Lamentably, Pakistan has been placed at the second last position out of 144 countries in a global ranking on gender disparities. The Global Gender Gap Report, released by the World Economic Forum benchmarks national gender gaps of various countries across the globe on economic, political, education and health based criteria and unfortunately, Pakistan’s rankings on all these pillars are disappointing, with the country holding the worst position in the South Asian region.
What can we do about it?
Observing the situation of gender based disparities in Pakistan and analyzing all the above mentioned obstacles bring us all to one important question: What is the Solution to all this? How do we overcome these obstructions? The answer is simple, “be the change you want to see in the world”. It’s the prime responsibility of each one of us, irrespective of our genders, to act in our possible capacity to break all the barriers to a girl’s education and women’s professional development. And all such acts for sure require tolerance and open mindedness, along with an added ability to support others to thrive.
At individual and family level, we should try to support the female members of our family by providing them adequate time to invest in themselves as well as their education/ careers. This can be done with the male members of the family sharing the responsibility of the females, and particularly realizing importance of their proper education. At corporate level, however, change can be brought by setting effective gender norms and policies that provide female employees with maximum growth opportunities. Resources shall be allocated to all the employees equally. Provision of flexible work schedules can also help greatly, particularly with those women who are constantly struggling to balance work and family life. Separate representation/ quota shall be set for females both in educational institutes as well as workplaces and a secure environment shall be ensured for them. Organizations shall also arrange mentor ship and training programs for female employees to enhance their skills to a great extent.

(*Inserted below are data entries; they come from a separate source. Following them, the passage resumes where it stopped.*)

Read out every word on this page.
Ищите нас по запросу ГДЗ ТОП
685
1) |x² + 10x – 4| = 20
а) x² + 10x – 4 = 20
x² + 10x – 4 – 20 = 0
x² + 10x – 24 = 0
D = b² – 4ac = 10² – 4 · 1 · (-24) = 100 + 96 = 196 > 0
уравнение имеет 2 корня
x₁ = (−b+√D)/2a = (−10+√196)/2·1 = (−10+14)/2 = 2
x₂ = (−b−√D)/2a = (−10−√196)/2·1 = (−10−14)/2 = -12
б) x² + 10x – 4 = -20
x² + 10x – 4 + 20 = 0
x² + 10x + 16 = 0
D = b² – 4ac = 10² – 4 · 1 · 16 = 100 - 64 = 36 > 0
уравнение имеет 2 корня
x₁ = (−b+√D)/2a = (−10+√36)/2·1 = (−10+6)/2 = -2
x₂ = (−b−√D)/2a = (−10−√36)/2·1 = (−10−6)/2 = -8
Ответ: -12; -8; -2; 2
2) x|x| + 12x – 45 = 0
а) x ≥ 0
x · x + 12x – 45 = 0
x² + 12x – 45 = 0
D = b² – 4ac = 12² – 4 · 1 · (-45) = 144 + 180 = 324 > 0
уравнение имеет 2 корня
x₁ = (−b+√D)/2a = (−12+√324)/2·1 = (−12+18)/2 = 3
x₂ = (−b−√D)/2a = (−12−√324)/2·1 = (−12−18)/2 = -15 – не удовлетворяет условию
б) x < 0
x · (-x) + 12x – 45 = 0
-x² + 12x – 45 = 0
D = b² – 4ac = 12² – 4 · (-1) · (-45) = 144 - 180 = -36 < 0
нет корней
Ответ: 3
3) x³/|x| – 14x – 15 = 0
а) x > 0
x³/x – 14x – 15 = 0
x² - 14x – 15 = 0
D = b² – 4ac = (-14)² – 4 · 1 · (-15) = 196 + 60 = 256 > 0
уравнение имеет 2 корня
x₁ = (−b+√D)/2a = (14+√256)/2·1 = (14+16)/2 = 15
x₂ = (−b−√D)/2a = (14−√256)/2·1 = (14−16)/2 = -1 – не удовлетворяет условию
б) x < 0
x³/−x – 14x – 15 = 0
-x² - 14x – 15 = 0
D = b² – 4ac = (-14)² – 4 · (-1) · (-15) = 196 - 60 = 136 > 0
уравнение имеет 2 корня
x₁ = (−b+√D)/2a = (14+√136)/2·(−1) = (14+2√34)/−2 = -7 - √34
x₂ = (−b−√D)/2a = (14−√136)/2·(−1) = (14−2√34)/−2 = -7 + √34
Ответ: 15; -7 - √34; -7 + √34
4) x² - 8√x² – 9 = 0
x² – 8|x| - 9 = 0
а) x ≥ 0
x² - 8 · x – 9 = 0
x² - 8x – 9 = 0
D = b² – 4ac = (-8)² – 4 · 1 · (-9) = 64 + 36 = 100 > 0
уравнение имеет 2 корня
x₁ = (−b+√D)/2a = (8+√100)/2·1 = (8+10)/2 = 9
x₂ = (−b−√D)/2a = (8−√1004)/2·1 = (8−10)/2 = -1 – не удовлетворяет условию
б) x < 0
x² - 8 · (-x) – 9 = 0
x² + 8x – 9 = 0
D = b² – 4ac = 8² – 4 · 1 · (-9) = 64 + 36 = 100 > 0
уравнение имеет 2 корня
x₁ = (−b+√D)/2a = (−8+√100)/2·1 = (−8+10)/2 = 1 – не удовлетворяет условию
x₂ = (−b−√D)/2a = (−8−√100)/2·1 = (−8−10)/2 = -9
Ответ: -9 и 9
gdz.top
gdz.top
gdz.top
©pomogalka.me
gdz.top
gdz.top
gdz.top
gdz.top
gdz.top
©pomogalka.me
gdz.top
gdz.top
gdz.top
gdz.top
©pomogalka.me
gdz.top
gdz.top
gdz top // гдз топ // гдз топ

Countries in general and companies in particular cannot flourish and prosper until and unless the best talent is hired and retained, and this talent, for sure, includes both males as well as females. Gender equality is the key to sustainable development, as employing the knowledge and expertise of both genders enhances the effectiveness of various measures taken to a great extent. Women constitute one half of the world’s population; it is clear that if their talent is underdeveloped or underutilized, the economy will never grow as it could. Thus, it is high time to start investing in the schooling, talent and expertise of women and thus take Pakistan to a new level.
Instead of thinking “women are still facing education and career issues”, I hope people start thinking “What can I do to change this?”